In your video titled “Mixed Kid Problems,” you mention bouncing among racial groups and constantly fielding queries about your ethnic background. What is your background and how do you feel like your audience relates to this?
I’m perceived as “ethnically ambiguous” online and I think that helps me broaden my Gen Z audience, which is more ethnically and racially diverse than most older generations. My father moved to the U.S. from India as a teen, and my mother is white. I mostly just describe myself as a “little brown girl.” My bosses are a bunch of 11-year-olds and they’re more informed about the world and more opinionated about it, which isn’t a bad thing. But it makes them a little more touchy at times.
You’re stepping into a new realm with your latest television deals.
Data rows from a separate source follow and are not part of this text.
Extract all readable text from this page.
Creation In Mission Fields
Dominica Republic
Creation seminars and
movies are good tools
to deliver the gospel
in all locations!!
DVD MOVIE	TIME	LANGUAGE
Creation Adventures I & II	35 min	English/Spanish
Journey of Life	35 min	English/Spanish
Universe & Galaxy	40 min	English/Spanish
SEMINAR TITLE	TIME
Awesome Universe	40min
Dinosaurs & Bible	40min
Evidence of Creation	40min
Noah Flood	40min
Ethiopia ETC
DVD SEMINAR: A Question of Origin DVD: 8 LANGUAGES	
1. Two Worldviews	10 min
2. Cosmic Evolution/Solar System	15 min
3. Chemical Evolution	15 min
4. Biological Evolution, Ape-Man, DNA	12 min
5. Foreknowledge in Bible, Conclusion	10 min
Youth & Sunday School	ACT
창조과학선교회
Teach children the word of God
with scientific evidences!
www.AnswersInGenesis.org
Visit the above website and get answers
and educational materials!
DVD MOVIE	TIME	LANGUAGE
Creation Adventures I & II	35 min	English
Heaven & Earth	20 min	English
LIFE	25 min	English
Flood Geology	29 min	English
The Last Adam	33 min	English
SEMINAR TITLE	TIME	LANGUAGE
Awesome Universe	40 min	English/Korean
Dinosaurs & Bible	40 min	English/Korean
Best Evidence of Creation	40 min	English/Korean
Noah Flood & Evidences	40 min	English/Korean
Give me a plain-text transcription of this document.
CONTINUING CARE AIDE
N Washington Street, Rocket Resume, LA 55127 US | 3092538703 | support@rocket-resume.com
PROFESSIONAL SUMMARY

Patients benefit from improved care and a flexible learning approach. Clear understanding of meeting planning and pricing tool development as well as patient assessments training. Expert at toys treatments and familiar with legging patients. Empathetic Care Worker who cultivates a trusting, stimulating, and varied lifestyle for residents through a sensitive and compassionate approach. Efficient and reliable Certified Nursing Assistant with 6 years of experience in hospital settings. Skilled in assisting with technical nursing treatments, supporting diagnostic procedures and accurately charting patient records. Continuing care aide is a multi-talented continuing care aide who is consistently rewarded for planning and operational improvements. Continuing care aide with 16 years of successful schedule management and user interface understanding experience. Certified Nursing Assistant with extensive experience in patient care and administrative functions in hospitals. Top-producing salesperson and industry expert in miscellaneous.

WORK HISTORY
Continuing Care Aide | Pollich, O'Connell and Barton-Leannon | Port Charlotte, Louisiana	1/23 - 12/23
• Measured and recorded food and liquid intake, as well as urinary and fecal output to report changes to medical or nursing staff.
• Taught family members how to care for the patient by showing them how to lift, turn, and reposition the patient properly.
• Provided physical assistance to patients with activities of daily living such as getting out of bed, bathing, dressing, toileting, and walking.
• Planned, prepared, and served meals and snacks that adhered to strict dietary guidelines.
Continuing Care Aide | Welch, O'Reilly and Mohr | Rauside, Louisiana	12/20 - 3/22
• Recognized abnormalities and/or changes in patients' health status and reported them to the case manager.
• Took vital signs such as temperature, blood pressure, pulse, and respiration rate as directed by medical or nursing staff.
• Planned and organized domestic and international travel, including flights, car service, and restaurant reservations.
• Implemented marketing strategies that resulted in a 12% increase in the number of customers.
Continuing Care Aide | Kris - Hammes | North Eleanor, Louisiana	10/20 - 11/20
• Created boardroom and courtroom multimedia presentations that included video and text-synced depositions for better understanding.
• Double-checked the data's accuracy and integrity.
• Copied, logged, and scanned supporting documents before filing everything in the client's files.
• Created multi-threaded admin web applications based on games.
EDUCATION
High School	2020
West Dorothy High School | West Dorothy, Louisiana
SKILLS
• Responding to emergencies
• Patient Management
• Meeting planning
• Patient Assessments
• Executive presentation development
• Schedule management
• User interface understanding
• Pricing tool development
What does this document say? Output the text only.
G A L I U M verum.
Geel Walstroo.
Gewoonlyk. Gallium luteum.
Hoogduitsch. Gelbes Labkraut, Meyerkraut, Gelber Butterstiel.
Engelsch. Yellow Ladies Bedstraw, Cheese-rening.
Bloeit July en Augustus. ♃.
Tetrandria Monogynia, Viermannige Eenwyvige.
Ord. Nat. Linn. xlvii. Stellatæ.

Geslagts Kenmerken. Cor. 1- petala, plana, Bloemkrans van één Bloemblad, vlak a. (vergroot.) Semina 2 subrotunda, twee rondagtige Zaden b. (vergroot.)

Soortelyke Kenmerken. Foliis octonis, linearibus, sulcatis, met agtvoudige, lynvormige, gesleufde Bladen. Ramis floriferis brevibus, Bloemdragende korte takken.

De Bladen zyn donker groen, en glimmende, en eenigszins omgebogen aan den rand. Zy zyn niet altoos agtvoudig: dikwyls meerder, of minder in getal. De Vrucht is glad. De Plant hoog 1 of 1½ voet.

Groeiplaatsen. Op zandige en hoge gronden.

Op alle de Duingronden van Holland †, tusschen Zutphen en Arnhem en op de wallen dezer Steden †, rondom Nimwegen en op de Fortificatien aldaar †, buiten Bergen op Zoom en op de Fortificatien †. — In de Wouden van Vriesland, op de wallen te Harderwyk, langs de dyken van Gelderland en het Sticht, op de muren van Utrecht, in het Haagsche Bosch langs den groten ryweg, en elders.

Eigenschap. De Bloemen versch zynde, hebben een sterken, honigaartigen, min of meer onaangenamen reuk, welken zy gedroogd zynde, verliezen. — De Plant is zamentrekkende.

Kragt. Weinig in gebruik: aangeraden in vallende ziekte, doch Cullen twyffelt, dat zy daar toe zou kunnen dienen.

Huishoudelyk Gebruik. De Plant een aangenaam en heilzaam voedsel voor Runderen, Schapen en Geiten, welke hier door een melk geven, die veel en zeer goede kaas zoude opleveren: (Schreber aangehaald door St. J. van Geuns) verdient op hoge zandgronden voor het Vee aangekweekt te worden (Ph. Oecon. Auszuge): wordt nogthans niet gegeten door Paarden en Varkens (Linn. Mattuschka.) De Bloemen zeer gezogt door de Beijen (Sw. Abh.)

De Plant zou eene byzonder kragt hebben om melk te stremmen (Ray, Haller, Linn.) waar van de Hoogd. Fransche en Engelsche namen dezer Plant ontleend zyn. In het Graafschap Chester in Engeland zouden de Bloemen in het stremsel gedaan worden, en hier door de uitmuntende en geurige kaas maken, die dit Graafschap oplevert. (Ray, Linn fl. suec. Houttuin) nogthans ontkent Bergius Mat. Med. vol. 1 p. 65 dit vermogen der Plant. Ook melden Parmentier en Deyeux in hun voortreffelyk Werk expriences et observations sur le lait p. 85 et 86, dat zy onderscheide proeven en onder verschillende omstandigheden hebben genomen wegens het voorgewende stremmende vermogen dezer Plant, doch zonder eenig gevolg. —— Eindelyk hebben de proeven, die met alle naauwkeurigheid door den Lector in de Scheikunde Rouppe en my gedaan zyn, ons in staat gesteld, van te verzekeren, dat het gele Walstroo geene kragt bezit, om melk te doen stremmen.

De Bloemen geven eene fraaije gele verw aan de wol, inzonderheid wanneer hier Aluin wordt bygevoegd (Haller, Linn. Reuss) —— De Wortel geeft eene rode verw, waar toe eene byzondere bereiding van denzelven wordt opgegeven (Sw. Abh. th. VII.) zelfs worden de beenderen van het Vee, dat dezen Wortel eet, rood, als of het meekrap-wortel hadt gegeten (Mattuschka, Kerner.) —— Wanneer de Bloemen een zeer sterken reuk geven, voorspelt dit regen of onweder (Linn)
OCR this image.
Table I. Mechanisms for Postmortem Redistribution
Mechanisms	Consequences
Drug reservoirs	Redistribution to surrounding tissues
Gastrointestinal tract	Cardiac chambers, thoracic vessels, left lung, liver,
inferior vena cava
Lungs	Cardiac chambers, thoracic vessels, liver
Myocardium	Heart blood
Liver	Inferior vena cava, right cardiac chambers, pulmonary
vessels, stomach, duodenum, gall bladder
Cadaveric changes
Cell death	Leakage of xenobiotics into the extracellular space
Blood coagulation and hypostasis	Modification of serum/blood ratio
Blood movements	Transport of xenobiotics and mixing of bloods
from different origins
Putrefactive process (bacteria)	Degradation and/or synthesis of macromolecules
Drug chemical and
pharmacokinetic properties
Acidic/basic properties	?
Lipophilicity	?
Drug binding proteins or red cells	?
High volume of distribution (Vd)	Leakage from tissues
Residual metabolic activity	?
How does this feel?
This phase of my career relies on my bosses sticking around and following me to these new outlets. It is kind of hard to give up parts of the creative process now. I’m nervous about not setting up the camera and pressing record myself.
What’s the best part about what you do?
I can’t get fired.
What’s your biggest pet peeve?
If you could switch jobs with anyone who would it be and why?
Jessica Alba. Her company Honest, honestly it’s amazing.